Portrait d’une icône
Le parcours de Frida Kahlo, figure de proue de l’art moderne, est abordé par l’entremise de son rapport à la photographie ; l’artiste comme sujet devient rapidement un prétexte pour introduire le travail d’artistes photographes majeurs qui lui sont contemporains. On découvre alors les éléments biographiques de la vie de l’égérie mexicaine à travers les yeux de ces artistes, dont le portraitiste et spécialiste de la photographie d’architecture, Guillermo Kahlo. C’est d’ailleurs lui qui apprend à sa fille dès son plus jeune âge à se mettre en scène et à utiliser son image pour se rendre visible. Son visage, ses costumes et sa prestance deviennent rapidement une signature qui lui est indissociable, et elle l’utilise pour flouter les limites entre l’art et la vie. Elle pose pour la caméra de son père, elle pose aussi pour ses amis lorsqu’elle peint.

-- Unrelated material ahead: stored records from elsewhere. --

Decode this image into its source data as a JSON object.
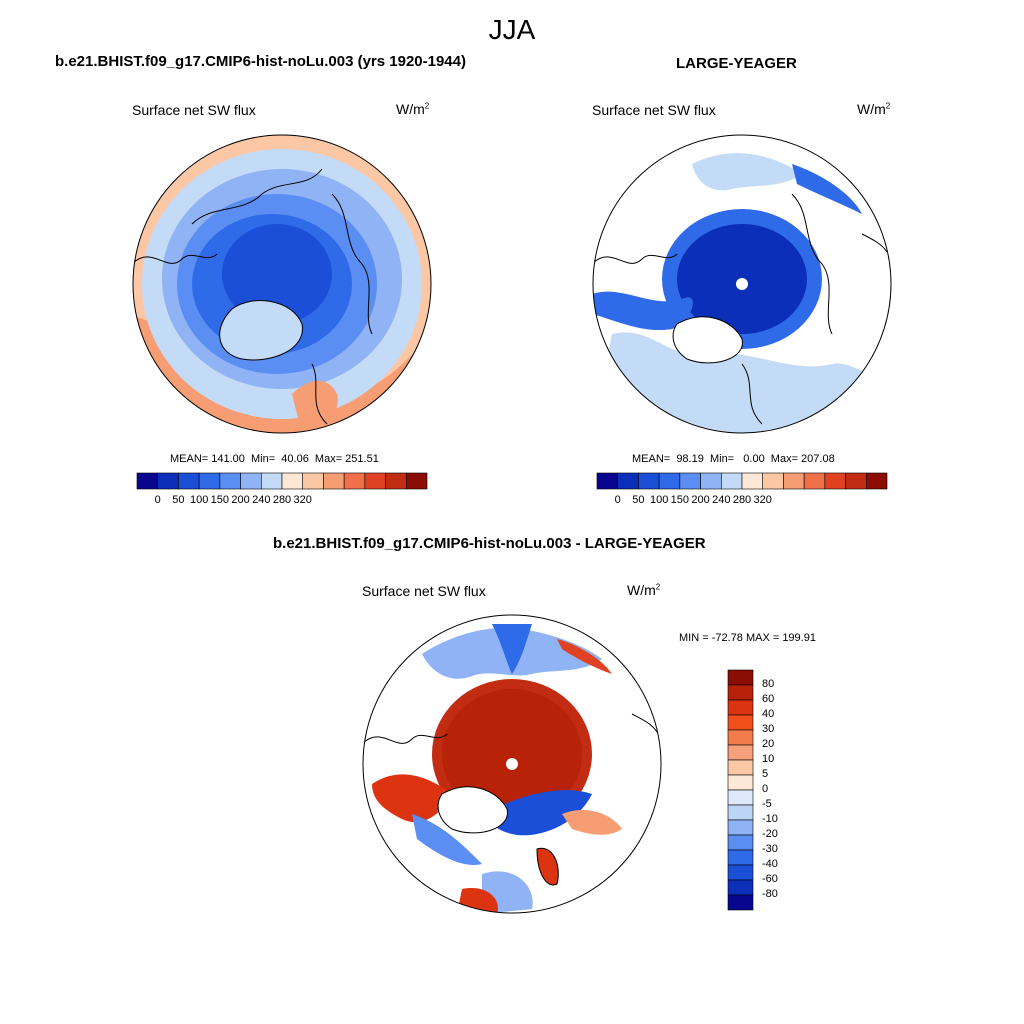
{
  "figure": {
    "season_title": "JJA"
  },
  "panels": [
    {
      "title": "b.e21.BHIST.f09_g17.CMIP6-hist-noLu.003 (yrs 1920-1944)",
      "variable_label": "Surface net SW flux",
      "units_base": "W/m",
      "units_exp": "2",
      "stats": "MEAN= 141.00  Min=  40.06  Max= 251.51",
      "colorbar": {
        "tick_labels": [
          "0",
          "50",
          "100",
          "150",
          "200",
          "240",
          "280",
          "320"
        ],
        "colors": [
          "#08068f",
          "#0b2fb8",
          "#1c4fd8",
          "#2f6ae8",
          "#5b8ef2",
          "#8fb3f4",
          "#c4dbf7",
          "#fde8d8",
          "#fbc7a5",
          "#f79d74",
          "#f0704a",
          "#e04123",
          "#c12c12",
          "#8b0d04"
        ]
      }
    },
    {
      "title": "LARGE-YEAGER",
      "variable_label": "Surface net SW flux",
      "units_base": "W/m",
      "units_exp": "2",
      "stats": "MEAN=  98.19  Min=   0.00  Max= 207.08",
      "colorbar": {
        "tick_labels": [
          "0",
          "50",
          "100",
          "150",
          "200",
          "240",
          "280",
          "320"
        ],
        "colors": [
          "#08068f",
          "#0b2fb8",
          "#1c4fd8",
          "#2f6ae8",
          "#5b8ef2",
          "#8fb3f4",
          "#c4dbf7",
          "#fde8d8",
          "#fbc7a5",
          "#f79d74",
          "#f0704a",
          "#e04123",
          "#c12c12",
          "#8b0d04"
        ]
      }
    },
    {
      "title": "b.e21.BHIST.f09_g17.CMIP6-hist-noLu.003 - LARGE-YEAGER",
      "variable_label": "Surface net SW flux",
      "units_base": "W/m",
      "units_exp": "2",
      "stats": "MIN = -72.78 MAX = 199.91",
      "colorbar": {
        "tick_labels": [
          "80",
          "60",
          "40",
          "30",
          "20",
          "10",
          "5",
          "0",
          "-5",
          "-10",
          "-20",
          "-30",
          "-40",
          "-60",
          "-80"
        ],
        "colors": [
          "#8b0d04",
          "#b82208",
          "#dc3410",
          "#f0501c",
          "#f47c4c",
          "#f7a07c",
          "#fbc7a5",
          "#fde8d8",
          "#dde9f8",
          "#bcd4f6",
          "#8fb3f4",
          "#5b8ef2",
          "#2f6ae8",
          "#1c4fd8",
          "#0b2fb8",
          "#08068f"
        ]
      }
    }
  ],
  "colors": {
    "ocean_fill_low": "#1c4fd8",
    "ocean_fill_high": "#f79d74",
    "land_fill": "#ffffff"
  }
}
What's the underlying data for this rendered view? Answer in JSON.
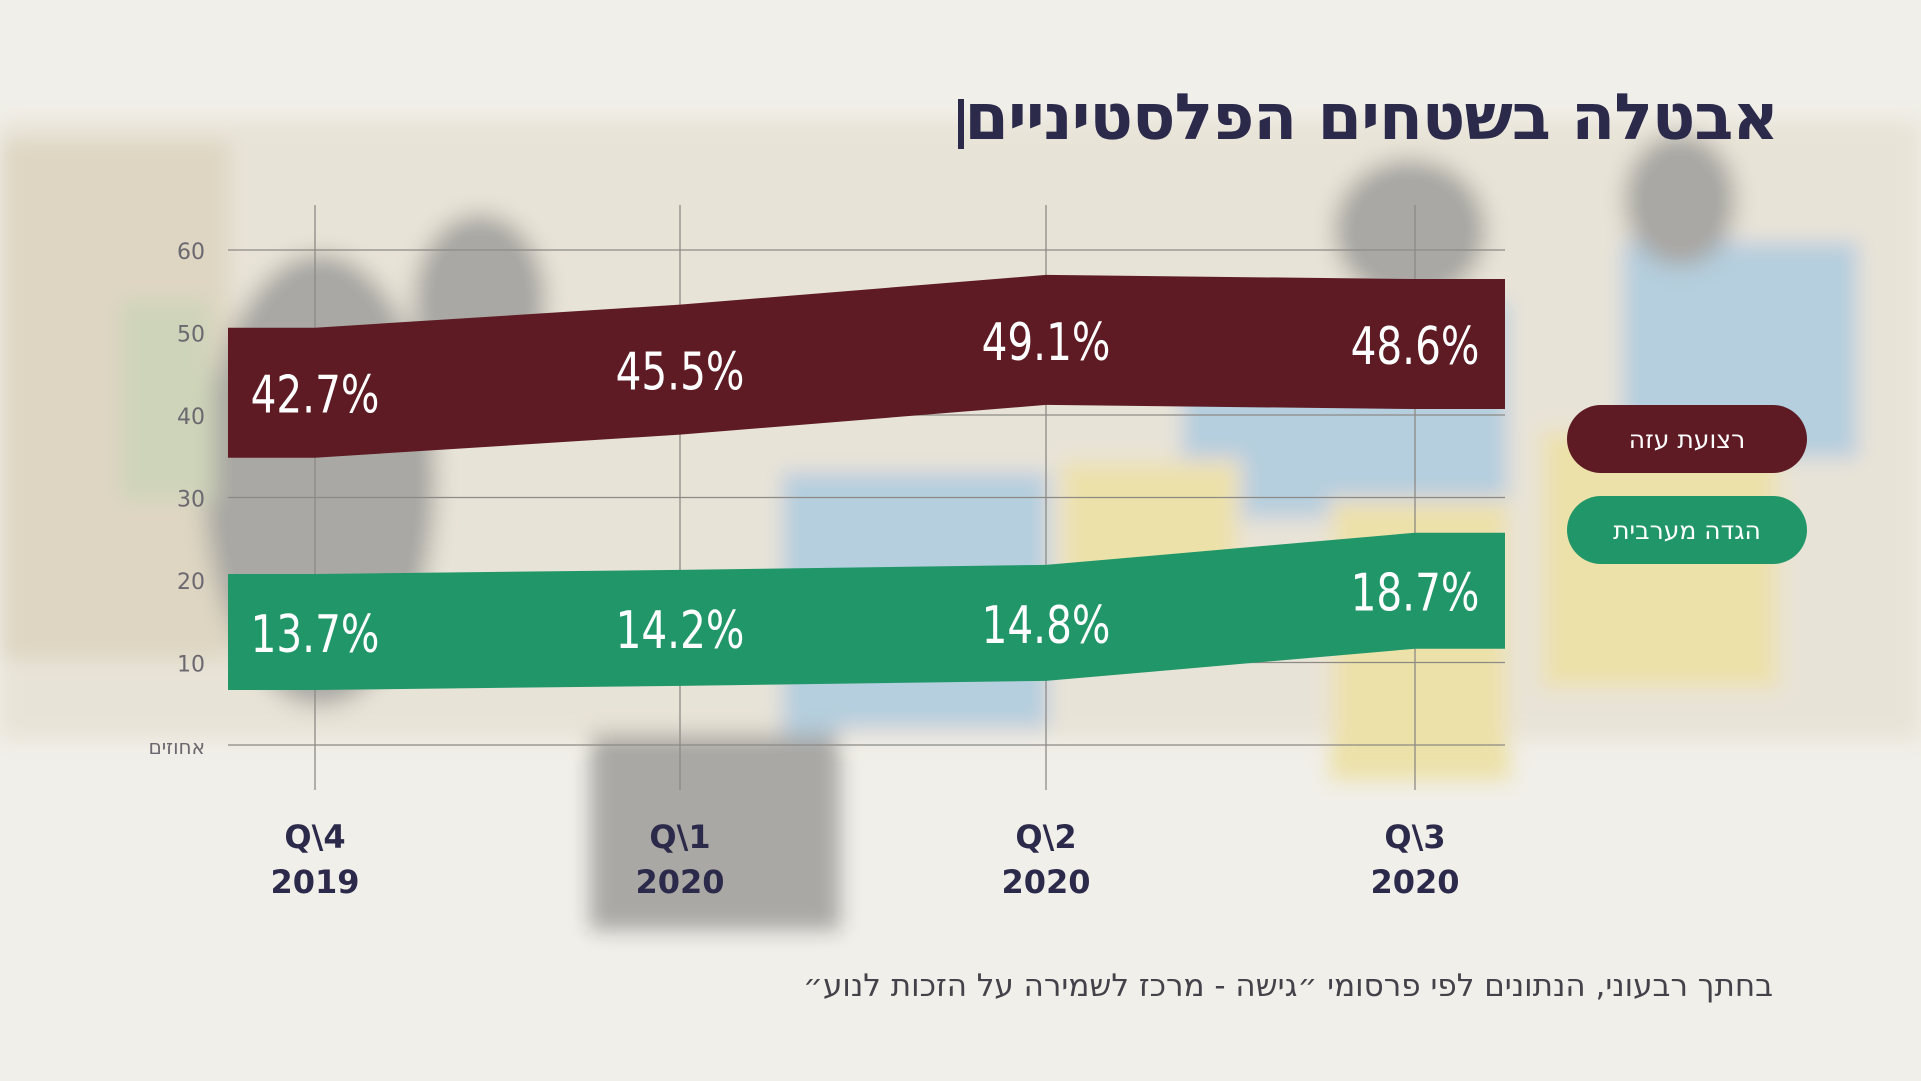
{
  "title": "אבטלה בשטחים הפלסטיניים",
  "source_note": "בחתך רבעוני, הנתונים לפי פרסומי ״גישה - מרכז לשמירה על הזכות לנוע״",
  "colors": {
    "gaza": "#5e1b24",
    "west_bank": "#219769",
    "title": "#2c2a4a",
    "axis_text": "#6b6870",
    "background": "#f1efe9"
  },
  "legend": [
    {
      "label": "רצועת עזה",
      "color": "#5e1b24"
    },
    {
      "label": "הגדה מערבית",
      "color": "#219769"
    }
  ],
  "chart_data": {
    "type": "area",
    "y_unit_label": "אחוזים",
    "yticks": [
      "10",
      "20",
      "30",
      "40",
      "50",
      "60"
    ],
    "ylim": [
      0,
      60
    ],
    "grid": true,
    "legend_position": "right",
    "x": [
      {
        "line1": "Q\\4",
        "line2": "2019"
      },
      {
        "line1": "Q\\1",
        "line2": "2020"
      },
      {
        "line1": "Q\\2",
        "line2": "2020"
      },
      {
        "line1": "Q\\3",
        "line2": "2020"
      }
    ],
    "series": [
      {
        "name": "רצועת עזה",
        "values": [
          42.7,
          45.5,
          49.1,
          48.6
        ],
        "labels": [
          "42.7%",
          "45.5%",
          "49.1%",
          "48.6%"
        ]
      },
      {
        "name": "הגדה מערבית",
        "values": [
          13.7,
          14.2,
          14.8,
          18.7
        ],
        "labels": [
          "13.7%",
          "14.2%",
          "14.8%",
          "18.7%"
        ]
      }
    ]
  }
}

Plusieurs clichés constituent donc la documentation de son ascension sociale et soulignent le caractère singulier du personnage qu’elle présente au monde. Alors que plusieurs images documentent la vie de l’artiste, une série de photos prise par Nickolas Muray à New York transcende la trace documentaire et élève le modèle à un statut « d’œuvre d’art vivante ». Le travail de Lola Alvarez-Bravo, également mis à l’honneur, représente plutôt l’intimité d’une Frida Kahlo sensuelle et introspective. Le corpus sélectionné donne ainsi à voir le rapport complexe de Kahlo au miroir et à son propre reflet.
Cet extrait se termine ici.